Business and the state, partnership with a common purpose. The key roles of NASA were to define the mission, plan the programme, be clear on the guidelines, set the parameters, and then allow as much innovation as possible to create the product or service required. None of this could have been done without NASA staff having experience of the underlying science and technology. NASA used flexible procurement contracts to source innovative businesses, using direct relationships, not through intermediaries or consulting firms. A fixed price contract format was used, with incentives to improve performance, speed and efficiency, and a no-excess-profits clause. Certain functions were not contracted out, and there was much essential NASA internal capability to exercise control effectively.
Conclusions
The UK Government should be entirely re-thinking and transforming how it relates to the private sector economy. It should abandon its privatisation and outsourcing mantras and its impulses to pass the buck to so-called outsource specialists like Serco, and seek to work much more closely, pro-actively and intelligently in deciding what it wants, in terms of value-for-money from the private companies it employs, and in terms of the wider societal outcomes that are desirable and possible.

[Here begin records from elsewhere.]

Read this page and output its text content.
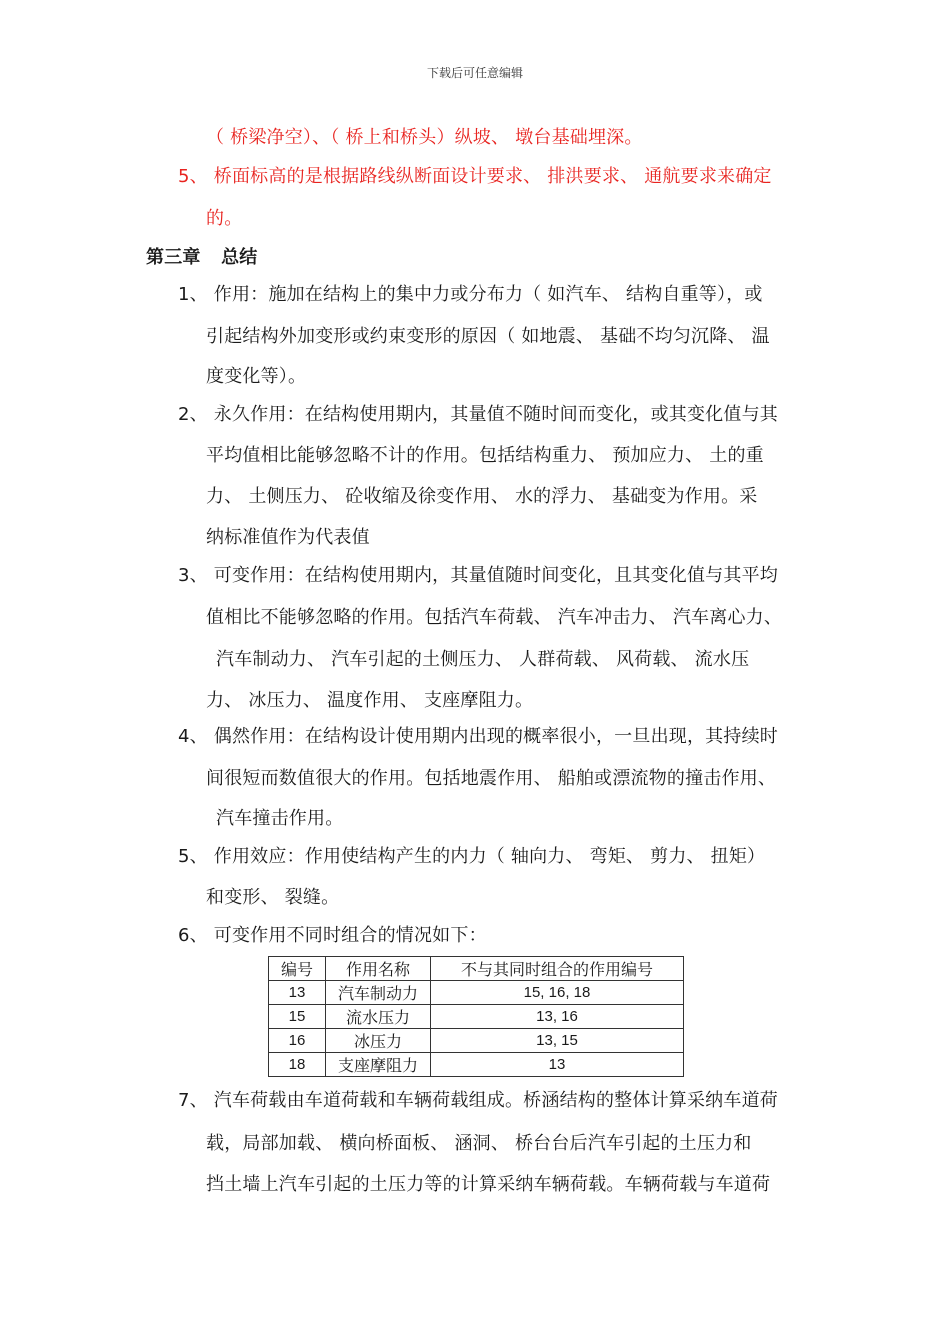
下载后可任意编辑
（ 桥梁净空）、（ 桥上和桥头）纵坡、 墩台基础埋深。
5、 桥面标高的是根据路线纵断面设计要求、 排洪要求、 通航要求来确定
的。
第三章 总结
1、 作用：施加在结构上的集中力或分布力（ 如汽车、 结构自重等），或
引起结构外加变形或约束变形的原因（ 如地震、 基础不均匀沉降、 温
度变化等）。
2、 永久作用：在结构使用期内，其量值不随时间而变化，或其变化值与其
平均值相比能够忽略不计的作用。包括结构重力、 预加应力、 土的重
力、 土侧压力、 砼收缩及徐变作用、 水的浮力、 基础变为作用。采
纳标准值作为代表值
3、 可变作用：在结构使用期内，其量值随时间变化，且其变化值与其平均
值相比不能够忽略的作用。包括汽车荷载、 汽车冲击力、 汽车离心力、
汽车制动力、 汽车引起的土侧压力、 人群荷载、 风荷载、 流水压
力、 冰压力、 温度作用、 支座摩阻力。
4、 偶然作用：在结构设计使用期内出现的概率很小，一旦出现，其持续时
间很短而数值很大的作用。包括地震作用、 船舶或漂流物的撞击作用、
汽车撞击作用。
5、 作用效应：作用使结构产生的内力（ 轴向力、 弯矩、 剪力、 扭矩）
和变形、 裂缝。
6、 可变作用不同时组合的情况如下：
编号	作用名称	不与其同时组合的作用编号
13	汽车制动力	15, 16, 18
15	流水压力	13, 16
16	冰压力	13, 15
18	支座摩阻力	13
7、 汽车荷载由车道荷载和车辆荷载组成。桥涵结构的整体计算采纳车道荷
载，局部加载、 横向桥面板、 涵洞、 桥台台后汽车引起的土压力和
挡土墙上汽车引起的土压力等的计算采纳车辆荷载。车辆荷载与车道荷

As part of this process, Government should abandon its absurd current plans to lay off one fifth of all civil servants and stop the fast-track route into the civil service for high-fliers. It should appoint staff with the necessary technical, scientific and industry knowledge which will allow them to manage Government programmes hands-on. It should entirely revise its contract procedures and embrace outcome budgeting, and accept some risk-taking, so that there are coherent, innovative, cross-sectoral, cross-department, cross-technology, cross-cultural programmes to achieve the major societal objectives that citizens need and are desperately calling for, such as levelling up, a new green deal, eliminating poverty and dire levels of inequality, and reforming the police. The national economy and productivity will improve from the environmental and innovation advances, re-training opportunities, and social welfare gains which result. None of that is happening at the moment. Crisis is upon us and the status quo is not an option.
I have drawn extensively on the Mazzucato book for much of this article.